C2, Air Defenses Against UAS Attack Among Corps’ Top Acquisition Priorities, Berger Says

Some of the top acquisition priorities for the Marine Corps to prevail against the emerging security threats are maintaining the ability to command and control a naval expeditionary force in a degraded electronic environment and acquiring air defense capabilities against unmanned aerial systems, senior officials said April 4.

Meeting the requirement for assured command and control (C2) is complicated by the continuing dependence on legacy systems that are so far out of date they can’t be upgraded, Lt. Gen. David H. Berger, the commanding general of the Marine Corps Combat Development Command, told the House Armed Service Tactical Air and Land Forces Subcommittee.

Although a lot of C2 systems will be fielded in the next few years, “the challenge for us, as a naval force, is how to do that in a degraded electro-magnetic spectrum environment. That’s not easy work,” Berger said.

There is the challenge of integrating the sensor and communications systems of fourth- and fifth-generation aircraft, he said, referring to the Marines’ mix of legacy F/A-18 Hornets and new F-35B joint strike fighters.

Then there is the basic requirement of processing and distributing that information so the Marines can get it. That’s hard enough to do if it wasn’t in a contested environment,” Berger said. “But we absolutely expect the threat to go after our C2 systems first … because they believe that’s our Achilles’ heel.”

“For us, the Navy and Marine Corps, it’s No. 1,” because they cannot operate successfully “if we can’t have the network that we need,” he said. “A fair portion of [budget] requests this year addresses that.”

Jimmy Smith, deputy assistant secretary of the Navy for research, development, and acquisition, echoed that point, telling the panel that “competing with a peer threat is the theme of our 2020 request.” The budget prioritizes modernization, in C2, long-range precision fires, enhanced maneuver and logistics.

Asked how they would deal with legacy equipment, Berger said they have started writing the need for retrofitting into requirements. “It wasn’t so necessary before, but now it absolutely is,” he said, citing a commonly used radio system, the Humvee vehicles and the M1A1 main battle tank, which he noted has analog, not digital electronics.

“Some of the legacy systems, there’s a point that we reach, like the M1A1, that we can’t go any farther, and the LAV [light armored vehicle],” he added.

For the new Amphibious Combat Vehicle that will begin fielding this summer, modern technology is built into it, he said.

Berger noted that the 2020 budget includes “cancellation of some legacy systems in order to upgrade others.”

To deal with the rapidly growing threat of armed unmanned aerial systems (UAS), Berger emphasized the new Ground/Air Tactical Oriented Radar, as “a huge advance for us in identifying and tracking targets. … Plus, it’s expeditionary.”

He also cited the Light Marine Air Defense Integrated System, being fielded in “very limited quantities.” It is “an integrated, modular package” that can be mounted on two small vehicles and includes sensors, controls and an electronic attack system to disable small UASs.

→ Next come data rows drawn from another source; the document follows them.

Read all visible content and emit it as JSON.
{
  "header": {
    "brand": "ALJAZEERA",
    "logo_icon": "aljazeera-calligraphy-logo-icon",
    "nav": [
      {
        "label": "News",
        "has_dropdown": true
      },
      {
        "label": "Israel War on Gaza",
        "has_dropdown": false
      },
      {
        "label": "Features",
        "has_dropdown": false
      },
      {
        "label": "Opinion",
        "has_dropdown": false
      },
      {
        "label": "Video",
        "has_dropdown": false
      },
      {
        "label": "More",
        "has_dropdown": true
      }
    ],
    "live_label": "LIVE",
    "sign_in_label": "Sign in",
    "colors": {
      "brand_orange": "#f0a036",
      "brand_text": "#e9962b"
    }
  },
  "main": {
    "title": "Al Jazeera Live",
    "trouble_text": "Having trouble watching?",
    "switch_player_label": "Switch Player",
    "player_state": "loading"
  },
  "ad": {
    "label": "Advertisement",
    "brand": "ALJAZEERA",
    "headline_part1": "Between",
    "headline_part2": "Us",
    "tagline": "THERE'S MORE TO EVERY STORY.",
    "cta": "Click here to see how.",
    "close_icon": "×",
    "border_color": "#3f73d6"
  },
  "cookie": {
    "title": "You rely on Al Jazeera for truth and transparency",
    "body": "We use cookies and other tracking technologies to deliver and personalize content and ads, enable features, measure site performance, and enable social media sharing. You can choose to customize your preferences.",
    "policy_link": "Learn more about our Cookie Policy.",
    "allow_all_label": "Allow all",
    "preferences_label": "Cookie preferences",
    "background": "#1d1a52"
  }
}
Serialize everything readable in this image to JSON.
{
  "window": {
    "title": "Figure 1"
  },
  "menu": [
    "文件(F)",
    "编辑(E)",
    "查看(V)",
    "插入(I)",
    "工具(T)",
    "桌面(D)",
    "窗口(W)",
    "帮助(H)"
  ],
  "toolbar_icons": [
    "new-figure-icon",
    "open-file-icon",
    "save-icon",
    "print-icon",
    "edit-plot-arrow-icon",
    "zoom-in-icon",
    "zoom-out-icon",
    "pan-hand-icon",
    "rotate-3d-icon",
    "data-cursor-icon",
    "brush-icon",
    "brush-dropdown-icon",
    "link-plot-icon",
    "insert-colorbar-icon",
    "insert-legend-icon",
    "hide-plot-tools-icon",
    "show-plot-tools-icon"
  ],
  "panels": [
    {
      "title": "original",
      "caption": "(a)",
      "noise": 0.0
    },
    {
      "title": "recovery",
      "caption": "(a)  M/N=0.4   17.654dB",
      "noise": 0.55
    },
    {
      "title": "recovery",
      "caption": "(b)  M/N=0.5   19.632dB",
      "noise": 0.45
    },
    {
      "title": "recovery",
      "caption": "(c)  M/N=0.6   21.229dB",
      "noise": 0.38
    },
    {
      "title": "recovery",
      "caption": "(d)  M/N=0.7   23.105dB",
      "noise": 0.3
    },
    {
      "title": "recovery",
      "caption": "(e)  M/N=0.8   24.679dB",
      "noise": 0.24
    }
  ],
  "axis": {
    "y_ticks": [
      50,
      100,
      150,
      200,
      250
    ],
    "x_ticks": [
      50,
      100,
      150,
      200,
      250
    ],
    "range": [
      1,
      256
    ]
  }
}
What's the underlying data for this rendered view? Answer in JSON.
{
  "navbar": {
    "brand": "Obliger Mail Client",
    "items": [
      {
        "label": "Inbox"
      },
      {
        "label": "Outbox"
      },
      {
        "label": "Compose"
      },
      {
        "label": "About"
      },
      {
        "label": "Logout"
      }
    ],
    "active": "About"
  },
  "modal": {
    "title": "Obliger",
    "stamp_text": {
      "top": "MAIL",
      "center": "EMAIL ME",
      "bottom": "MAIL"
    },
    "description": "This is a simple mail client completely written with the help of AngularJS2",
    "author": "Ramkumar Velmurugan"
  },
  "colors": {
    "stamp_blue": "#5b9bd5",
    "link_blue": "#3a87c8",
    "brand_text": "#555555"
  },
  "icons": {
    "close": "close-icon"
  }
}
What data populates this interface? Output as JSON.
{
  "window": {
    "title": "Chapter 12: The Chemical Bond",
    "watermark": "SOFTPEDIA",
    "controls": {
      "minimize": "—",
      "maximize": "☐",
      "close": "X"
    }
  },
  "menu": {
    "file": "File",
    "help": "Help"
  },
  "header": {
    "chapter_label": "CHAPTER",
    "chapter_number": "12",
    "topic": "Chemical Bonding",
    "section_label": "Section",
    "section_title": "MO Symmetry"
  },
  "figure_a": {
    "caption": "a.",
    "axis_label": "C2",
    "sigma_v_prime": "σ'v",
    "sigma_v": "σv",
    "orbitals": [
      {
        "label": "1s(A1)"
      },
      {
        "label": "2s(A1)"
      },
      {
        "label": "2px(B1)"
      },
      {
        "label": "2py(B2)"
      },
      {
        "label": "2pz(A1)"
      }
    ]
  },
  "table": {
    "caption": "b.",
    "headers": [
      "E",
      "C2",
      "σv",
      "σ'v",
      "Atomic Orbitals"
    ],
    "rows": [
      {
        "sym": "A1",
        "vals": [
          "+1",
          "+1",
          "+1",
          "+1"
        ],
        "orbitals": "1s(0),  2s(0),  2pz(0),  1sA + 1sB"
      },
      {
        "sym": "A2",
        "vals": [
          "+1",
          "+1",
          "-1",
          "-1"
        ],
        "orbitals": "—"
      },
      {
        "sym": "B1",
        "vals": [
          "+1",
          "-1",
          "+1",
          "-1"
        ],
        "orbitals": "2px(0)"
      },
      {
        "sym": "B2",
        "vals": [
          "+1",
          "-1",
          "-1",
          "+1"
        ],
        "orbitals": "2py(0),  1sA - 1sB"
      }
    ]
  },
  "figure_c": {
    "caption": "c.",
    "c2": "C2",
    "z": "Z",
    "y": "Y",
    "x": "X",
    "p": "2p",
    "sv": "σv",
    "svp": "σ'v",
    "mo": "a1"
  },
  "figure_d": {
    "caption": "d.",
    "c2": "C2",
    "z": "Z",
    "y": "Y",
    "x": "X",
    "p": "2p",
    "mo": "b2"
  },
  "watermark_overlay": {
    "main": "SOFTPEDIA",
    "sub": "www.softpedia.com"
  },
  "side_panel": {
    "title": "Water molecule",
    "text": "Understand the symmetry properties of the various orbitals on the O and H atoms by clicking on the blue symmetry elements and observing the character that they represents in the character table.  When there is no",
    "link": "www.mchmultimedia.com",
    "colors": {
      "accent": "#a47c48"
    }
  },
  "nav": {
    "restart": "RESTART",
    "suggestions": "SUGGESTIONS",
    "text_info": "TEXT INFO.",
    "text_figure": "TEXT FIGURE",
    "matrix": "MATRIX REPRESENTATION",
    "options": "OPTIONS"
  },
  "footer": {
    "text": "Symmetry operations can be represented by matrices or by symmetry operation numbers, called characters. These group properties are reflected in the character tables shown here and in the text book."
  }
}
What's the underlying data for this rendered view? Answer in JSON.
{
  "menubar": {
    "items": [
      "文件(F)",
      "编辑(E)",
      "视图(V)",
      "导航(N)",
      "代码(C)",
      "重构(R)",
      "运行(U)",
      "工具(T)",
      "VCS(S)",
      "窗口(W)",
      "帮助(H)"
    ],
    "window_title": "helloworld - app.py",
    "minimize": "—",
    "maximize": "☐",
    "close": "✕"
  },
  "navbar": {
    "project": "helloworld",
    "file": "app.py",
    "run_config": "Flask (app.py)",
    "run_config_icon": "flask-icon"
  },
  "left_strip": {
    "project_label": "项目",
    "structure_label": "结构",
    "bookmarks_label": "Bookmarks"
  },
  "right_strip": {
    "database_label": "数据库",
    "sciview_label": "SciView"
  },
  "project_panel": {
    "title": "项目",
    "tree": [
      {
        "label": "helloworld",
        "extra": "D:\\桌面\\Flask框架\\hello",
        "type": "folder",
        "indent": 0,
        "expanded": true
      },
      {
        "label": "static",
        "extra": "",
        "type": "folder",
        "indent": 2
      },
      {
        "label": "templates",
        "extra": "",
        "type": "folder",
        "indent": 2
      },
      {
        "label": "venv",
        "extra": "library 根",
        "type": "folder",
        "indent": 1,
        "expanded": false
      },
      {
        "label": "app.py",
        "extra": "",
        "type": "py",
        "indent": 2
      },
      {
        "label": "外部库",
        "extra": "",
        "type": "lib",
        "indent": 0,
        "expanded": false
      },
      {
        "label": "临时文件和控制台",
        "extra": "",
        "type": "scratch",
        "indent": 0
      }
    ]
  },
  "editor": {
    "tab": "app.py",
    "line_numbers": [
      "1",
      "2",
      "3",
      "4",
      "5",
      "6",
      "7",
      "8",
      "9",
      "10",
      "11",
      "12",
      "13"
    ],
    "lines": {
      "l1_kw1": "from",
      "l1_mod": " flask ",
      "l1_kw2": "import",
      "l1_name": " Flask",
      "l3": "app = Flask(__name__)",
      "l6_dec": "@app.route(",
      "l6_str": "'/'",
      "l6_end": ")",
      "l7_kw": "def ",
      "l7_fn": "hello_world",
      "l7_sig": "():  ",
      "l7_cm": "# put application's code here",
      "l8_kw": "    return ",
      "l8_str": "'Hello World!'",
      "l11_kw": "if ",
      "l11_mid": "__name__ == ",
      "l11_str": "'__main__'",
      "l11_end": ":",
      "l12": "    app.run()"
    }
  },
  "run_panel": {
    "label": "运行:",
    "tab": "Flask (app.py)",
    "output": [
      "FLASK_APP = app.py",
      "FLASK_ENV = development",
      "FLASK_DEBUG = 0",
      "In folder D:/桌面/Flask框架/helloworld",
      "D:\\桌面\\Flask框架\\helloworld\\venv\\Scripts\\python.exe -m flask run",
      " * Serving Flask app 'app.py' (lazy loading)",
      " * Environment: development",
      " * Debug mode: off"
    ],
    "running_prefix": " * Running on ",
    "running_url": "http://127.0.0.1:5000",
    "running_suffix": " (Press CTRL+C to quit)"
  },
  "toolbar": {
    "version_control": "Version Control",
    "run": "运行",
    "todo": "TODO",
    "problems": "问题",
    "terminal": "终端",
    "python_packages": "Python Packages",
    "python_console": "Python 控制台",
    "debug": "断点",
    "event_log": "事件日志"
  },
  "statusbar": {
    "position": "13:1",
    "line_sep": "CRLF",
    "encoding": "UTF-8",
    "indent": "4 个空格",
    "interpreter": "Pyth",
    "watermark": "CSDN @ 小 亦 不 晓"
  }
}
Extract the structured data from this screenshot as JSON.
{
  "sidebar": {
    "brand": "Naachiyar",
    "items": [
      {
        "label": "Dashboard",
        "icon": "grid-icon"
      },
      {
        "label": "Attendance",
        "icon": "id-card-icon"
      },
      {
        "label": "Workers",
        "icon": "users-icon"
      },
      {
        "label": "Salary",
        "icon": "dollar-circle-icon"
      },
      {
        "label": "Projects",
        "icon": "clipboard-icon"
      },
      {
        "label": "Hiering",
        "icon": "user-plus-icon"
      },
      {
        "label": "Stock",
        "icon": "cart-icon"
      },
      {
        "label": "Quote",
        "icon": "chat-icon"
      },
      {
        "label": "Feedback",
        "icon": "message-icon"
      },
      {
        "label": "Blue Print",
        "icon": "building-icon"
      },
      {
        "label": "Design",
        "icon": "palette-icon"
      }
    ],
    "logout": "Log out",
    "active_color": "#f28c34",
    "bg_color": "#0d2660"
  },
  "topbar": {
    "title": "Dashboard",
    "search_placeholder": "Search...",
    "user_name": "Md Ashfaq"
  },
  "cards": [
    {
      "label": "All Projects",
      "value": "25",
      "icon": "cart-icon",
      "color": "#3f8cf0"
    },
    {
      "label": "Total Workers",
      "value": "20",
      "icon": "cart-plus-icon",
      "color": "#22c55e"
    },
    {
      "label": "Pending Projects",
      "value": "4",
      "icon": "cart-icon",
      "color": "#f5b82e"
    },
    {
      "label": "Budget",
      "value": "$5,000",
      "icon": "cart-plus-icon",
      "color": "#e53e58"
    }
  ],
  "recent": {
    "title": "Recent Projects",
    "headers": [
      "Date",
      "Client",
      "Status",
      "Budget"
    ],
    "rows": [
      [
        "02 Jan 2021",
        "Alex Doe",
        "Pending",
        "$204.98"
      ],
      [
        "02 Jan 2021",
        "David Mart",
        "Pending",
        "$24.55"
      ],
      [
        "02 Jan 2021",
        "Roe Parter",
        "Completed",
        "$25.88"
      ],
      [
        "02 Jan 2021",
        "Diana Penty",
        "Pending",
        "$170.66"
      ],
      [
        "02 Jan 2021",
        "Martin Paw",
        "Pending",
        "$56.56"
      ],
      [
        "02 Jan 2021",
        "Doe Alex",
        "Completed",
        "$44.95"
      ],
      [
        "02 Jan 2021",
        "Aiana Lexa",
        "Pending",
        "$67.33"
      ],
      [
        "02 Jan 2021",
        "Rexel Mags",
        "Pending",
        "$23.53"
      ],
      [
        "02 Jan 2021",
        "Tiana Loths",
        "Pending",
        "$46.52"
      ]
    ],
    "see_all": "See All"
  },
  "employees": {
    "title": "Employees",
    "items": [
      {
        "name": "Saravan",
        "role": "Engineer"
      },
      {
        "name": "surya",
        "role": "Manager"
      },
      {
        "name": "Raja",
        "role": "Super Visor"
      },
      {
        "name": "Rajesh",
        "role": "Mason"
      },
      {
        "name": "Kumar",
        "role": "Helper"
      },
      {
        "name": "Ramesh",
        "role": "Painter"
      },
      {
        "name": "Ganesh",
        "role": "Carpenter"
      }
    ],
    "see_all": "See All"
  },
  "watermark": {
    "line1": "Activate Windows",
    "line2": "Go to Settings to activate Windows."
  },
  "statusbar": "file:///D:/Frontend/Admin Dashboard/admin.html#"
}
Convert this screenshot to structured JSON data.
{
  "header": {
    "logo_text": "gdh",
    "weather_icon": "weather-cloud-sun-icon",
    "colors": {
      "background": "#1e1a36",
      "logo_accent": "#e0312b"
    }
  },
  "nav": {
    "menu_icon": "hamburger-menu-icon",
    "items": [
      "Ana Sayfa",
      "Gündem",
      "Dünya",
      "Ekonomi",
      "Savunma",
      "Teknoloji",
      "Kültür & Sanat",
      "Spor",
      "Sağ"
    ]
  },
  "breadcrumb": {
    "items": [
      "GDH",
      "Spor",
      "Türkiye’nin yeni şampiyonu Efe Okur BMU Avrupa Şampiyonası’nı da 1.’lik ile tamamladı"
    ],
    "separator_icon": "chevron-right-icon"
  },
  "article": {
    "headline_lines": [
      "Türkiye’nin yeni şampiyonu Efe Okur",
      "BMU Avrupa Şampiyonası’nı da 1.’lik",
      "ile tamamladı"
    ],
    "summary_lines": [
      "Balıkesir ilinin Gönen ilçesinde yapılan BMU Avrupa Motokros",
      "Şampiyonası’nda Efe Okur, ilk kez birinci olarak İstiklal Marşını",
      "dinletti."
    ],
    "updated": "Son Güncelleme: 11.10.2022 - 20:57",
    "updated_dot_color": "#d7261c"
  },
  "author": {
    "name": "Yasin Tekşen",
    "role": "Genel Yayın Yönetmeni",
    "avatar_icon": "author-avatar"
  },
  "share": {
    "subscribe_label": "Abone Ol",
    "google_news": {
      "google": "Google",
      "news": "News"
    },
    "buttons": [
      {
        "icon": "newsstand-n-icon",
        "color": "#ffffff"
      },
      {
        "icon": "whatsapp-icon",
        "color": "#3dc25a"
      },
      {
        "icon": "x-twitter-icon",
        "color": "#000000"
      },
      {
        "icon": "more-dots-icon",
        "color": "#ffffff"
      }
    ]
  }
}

“For longer range, we’ll need a medium range interceptor” missile, he added.

Lt. Gen. Steven Rudder, Marine Corps deputy commandant for aviation, also mentioned offensive UASs to counter enemy drones and some small guided munitions that can loiter and be guided into enemy UASs. Defensive drones could be particularly useful against swarms of aerial drones, Rudder said.

Asked about the need for long-range fires, Smith said the Marines “are closely tied in with the Army,” which has a much larger force, and a larger budget and already is working on those things. “The Marine Corps benefits greatly from leveraging their work, working together.”

In response to a question from subcommittee chairman David Norcross, Berger joined other witnesses in warning that a return to sequestration, which would cut defense spending far below the budget request, would force the Marines to sacrifice modernization to ensure that “the next units deploying, or one already deployed, have what they need.”